Kesinlikle açmak istemiyor, ben açıyorum o kapıyor.
-Anne 5dk yaa. Ben bunu solumak istemiyorum!
+Aman ne korkaksın bişey olmaz o kadardan diyorum sana hep! azıcık birşey.
Nasılsa uzuuun vadede üşütmek gibi değil. Zaten bişey olsa da hiç üstüne alınmaz, çok dışarda kalıyorsun ondan der!
--- başkasına da ben içmediğim için rahatsız olurum diye çok çok dikkat ettiğini söylüyor. Etmese napacak acaba... Hatta bazen ben masada kahvaltı ederken karşıma geçip oturup öyle tüttürüyor. Konuşup rahatlasın da yeter! Duman bana gelmesin diye güya lütfedip başka tarafa üflüyormuş... Bu annemin müstakbel kocam varsaydığı da püfür püfür içiyor.
-iyi madem ben de içmeye başlarım.
Annem çok kızdı içmeyecekmişim!!
-Haaa sizin beni öldürmeye hakkınız var benim üzerimde yok!
-içecem işte hem de günde 4 paket! Gebereceksem senin değil kendi elimden olsun!
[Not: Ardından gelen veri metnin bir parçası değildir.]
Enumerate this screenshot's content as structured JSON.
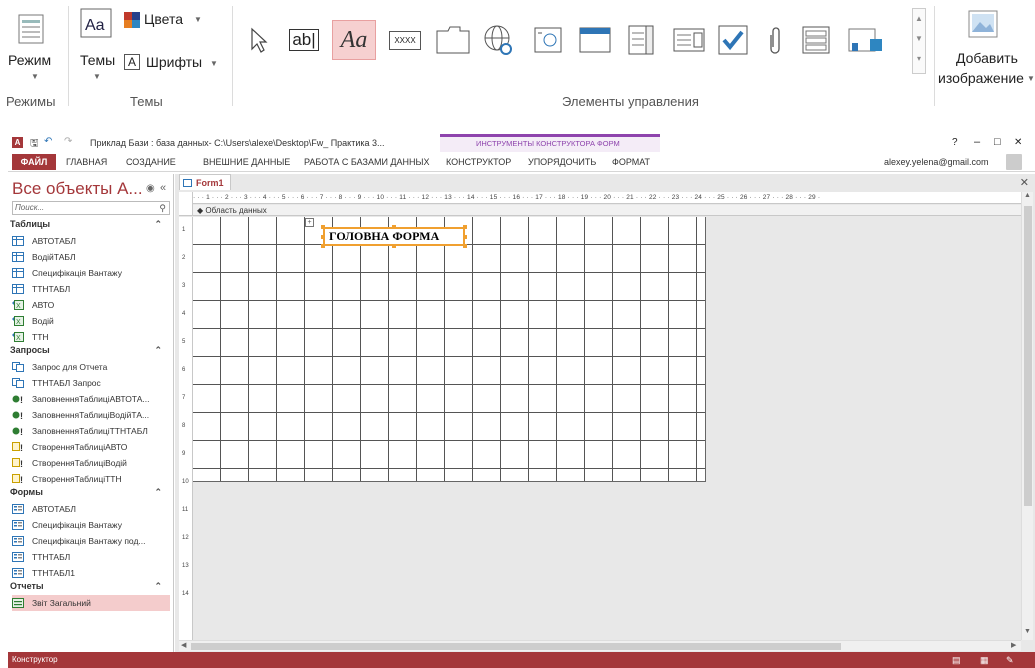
{
  "ribbon": {
    "mode_label": "Режим",
    "modes_group": "Режимы",
    "themes_label": "Темы",
    "colors_label": "Цвета",
    "fonts_label": "Шрифты",
    "themes_group": "Темы",
    "controls_group": "Элементы управления",
    "textbox_glyph": "ab|",
    "label_glyph": "Aa",
    "button_glyph": "XXXX",
    "add_image_line1": "Добавить",
    "add_image_line2": "изображение"
  },
  "titlebar": {
    "title": "Приклад Бази : база данных- C:\\Users\\alexe\\Desktop\\Fw_ Практика 3...",
    "context_tools": "ИНСТРУМЕНТЫ КОНСТРУКТОРА ФОРМ",
    "help": "?",
    "minimize": "–",
    "restore": "□",
    "close": "✕"
  },
  "tabs": {
    "file": "ФАЙЛ",
    "home": "ГЛАВНАЯ",
    "create": "СОЗДАНИЕ",
    "external": "ВНЕШНИЕ ДАННЫЕ",
    "database": "РАБОТА С БАЗАМИ ДАННЫХ",
    "design": "КОНСТРУКТОР",
    "arrange": "УПОРЯДОЧИТЬ",
    "format": "ФОРМАТ",
    "user": "alexey.yelena@gmail.com"
  },
  "nav": {
    "title": "Все объекты А...",
    "search_placeholder": "Поиск...",
    "sections": [
      {
        "label": "Таблицы",
        "items": [
          "АВТОТАБЛ",
          "ВодійТАБЛ",
          "Специфікація Вантажу",
          "ТТНТАБЛ",
          "АВТО",
          "Водій",
          "ТТН"
        ]
      },
      {
        "label": "Запросы",
        "items": [
          "Запрос для Отчета",
          "ТТНТАБЛ Запрос",
          "ЗаповненняТаблиціАВТОТА...",
          "ЗаповненняТаблиціВодійТА...",
          "ЗаповненняТаблиціТТНТАБЛ",
          "СтворенняТаблиціАВТО",
          "СтворенняТаблиціВодій",
          "СтворенняТаблиціТТН"
        ]
      },
      {
        "label": "Формы",
        "items": [
          "АВТОТАБЛ",
          "Специфікація Вантажу",
          "Специфікація Вантажу под...",
          "ТТНТАБЛ",
          "ТТНТАБЛ1"
        ]
      },
      {
        "label": "Отчеты",
        "items": [
          "Звіт Загальний"
        ]
      }
    ]
  },
  "doc": {
    "tab_label": "Form1",
    "section_label": "Область данных",
    "form_label": "ГОЛОВНА ФОРМА",
    "ruler_text": "· · · 1 · · · 2 · · · 3 · · · 4 · · · 5 · · · 6 · · · 7 · · · 8 · · · 9 · · · 10 · · · 11 · · · 12 · · · 13 · · · 14 · · · 15 · · · 16 · · · 17 · · · 18 · · · 19 · · · 20 · · · 21 · · · 22 · · · 23 · · · 24 · · · 25 · · · 26 · · · 27 · · · 28 · · · 29 ·",
    "vruler_numbers": [
      "1",
      "2",
      "3",
      "4",
      "5",
      "6",
      "7",
      "8",
      "9",
      "10",
      "11",
      "12",
      "13",
      "14"
    ]
  },
  "status": {
    "text": "Конструктор"
  },
  "colors": {
    "accent": "#a4373a",
    "selection": "#f0a030",
    "context_tab": "#8e44ad"
  }
}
Ben naptım ki diyor bir de çok çok dikkatliymiş!!
-Bu dikkatli halinse????
Bütün ev kokuyor, dumanla doluyor ama üşütme korkusundan açılmıyor pencere!! Anca buna kendi uygun bulduğunda karar verecek! Ben kokan mutfakta oturup soluyabilirim kim takar. Ama kendi rahatsız oldu mu odama beraberinde kokusuyla gelip oturup öyle havalandırılacak ev!! Bu da bir lütuf bana! Madem öyle ben de içeceğim!